When we think of bravery, we key on firefighters streaming water onto the Waldo Canyon fire, or activists facing down troops in Syria, or reporters risking death in Egypt by reporting on elections. We cite acts by people we don’t know, people who have done something “big” enough to make national news. And, yet, every day people much nearer are acting on their convictions, risking a friendship by telling a hard truth, or saying something unpopular to stop racist or sexist comments. For an example of emotional/moral courage, I have to look no further than the bedroom down the hall where my 14-year-old daughter hangs out in a clutter of horse posters, stuffed animals, unmade beds and drawing supplies.

As a high school freshman this year, she attracted the attention of a young man in her class. A nice young man, a smart young man, even a cute young man. But–You knew there was going to be a “but,” didn’t you?–she wasn’t interested in this boy (let’s call him Mike). He was very interested in her, however, and asked for her phone number, told one of her friends he liked her, and cornered her after classes and at lunch. When it got to the point that Mike presented her with a gift after class one day, she asked me what she should do.

I told her she had at least three options. 1. Ignore him and hope he gets the message eventually and leaves her alone. 2. Tell the friend who acted as his go-between that she doesn’t feel romantically inclined toward him and let the friend relay the message. 3. Take Mike aside, return the gift, tell him she’s flattered but uninterested, and request that he leave her alone. Personally, I’d always been fond of the cowardly Option 1, and had spent many a miserable week in my twenties not answering the phone (in the days before caller ID) so I wouldn’t have to talk with some guy I was avoiding. I actually missed out on a job offer doing that once. I pointed out to my daughter that Option 3 was definitely the best and the most honest; it was also the hardest.

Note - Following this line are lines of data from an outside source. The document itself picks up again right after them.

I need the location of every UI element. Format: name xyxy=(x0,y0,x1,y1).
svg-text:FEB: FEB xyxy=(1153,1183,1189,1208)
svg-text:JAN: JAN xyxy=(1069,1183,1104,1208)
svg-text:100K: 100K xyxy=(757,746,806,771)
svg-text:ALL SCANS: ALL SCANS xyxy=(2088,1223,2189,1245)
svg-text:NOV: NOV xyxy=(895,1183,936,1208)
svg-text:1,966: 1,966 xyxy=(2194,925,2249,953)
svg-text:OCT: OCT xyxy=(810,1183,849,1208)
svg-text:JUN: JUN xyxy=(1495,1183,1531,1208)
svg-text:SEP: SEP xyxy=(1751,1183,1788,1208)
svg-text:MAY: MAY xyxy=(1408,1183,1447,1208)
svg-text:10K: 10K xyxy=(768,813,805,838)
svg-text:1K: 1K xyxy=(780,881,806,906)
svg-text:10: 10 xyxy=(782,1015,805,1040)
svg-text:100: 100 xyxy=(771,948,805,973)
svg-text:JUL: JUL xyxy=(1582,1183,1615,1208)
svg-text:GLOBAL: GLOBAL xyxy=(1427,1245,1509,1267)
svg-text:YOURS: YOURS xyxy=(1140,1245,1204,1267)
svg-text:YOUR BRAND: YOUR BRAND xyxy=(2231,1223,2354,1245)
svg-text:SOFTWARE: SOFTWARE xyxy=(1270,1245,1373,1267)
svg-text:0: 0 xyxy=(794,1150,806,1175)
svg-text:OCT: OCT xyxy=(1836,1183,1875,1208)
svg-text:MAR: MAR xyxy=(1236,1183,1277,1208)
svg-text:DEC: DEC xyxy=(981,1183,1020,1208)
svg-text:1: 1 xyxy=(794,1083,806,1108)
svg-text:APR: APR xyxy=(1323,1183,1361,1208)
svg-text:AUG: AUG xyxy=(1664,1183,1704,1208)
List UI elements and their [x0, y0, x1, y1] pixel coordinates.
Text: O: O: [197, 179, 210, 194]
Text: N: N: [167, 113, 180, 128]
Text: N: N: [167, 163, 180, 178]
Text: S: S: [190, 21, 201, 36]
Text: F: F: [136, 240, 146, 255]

Well, a few days later I asked her how it was going with Mike. She told me she’d found a way to be private with him, and had returned the gift and told him she didn’t want a relationship with him. Being a kind person, she agonized over hurting his feelings, but I assured her that what she’d done was kinder in the long run than letting him hope that her feelings would change. I also told her I was immeasurably proud of her for being brave enough to be proactive and forthright and confront an awkward interpersonal relationship issue with honesty and grace. Many, many adults (I’m raising my hand, here) fail at this repeatedly.

In an ironic twist, the very next week a teacher paired my daughter and Mike together to work on an assignment. Gaah! My daughter railed about the unfairness and awkwardness of it, but had to admit she was relieved she’d already told Mike she wasn’t interested in him.

How about you, readers? Any examples of courage on the part of your kids that have surprised and/or impressed you?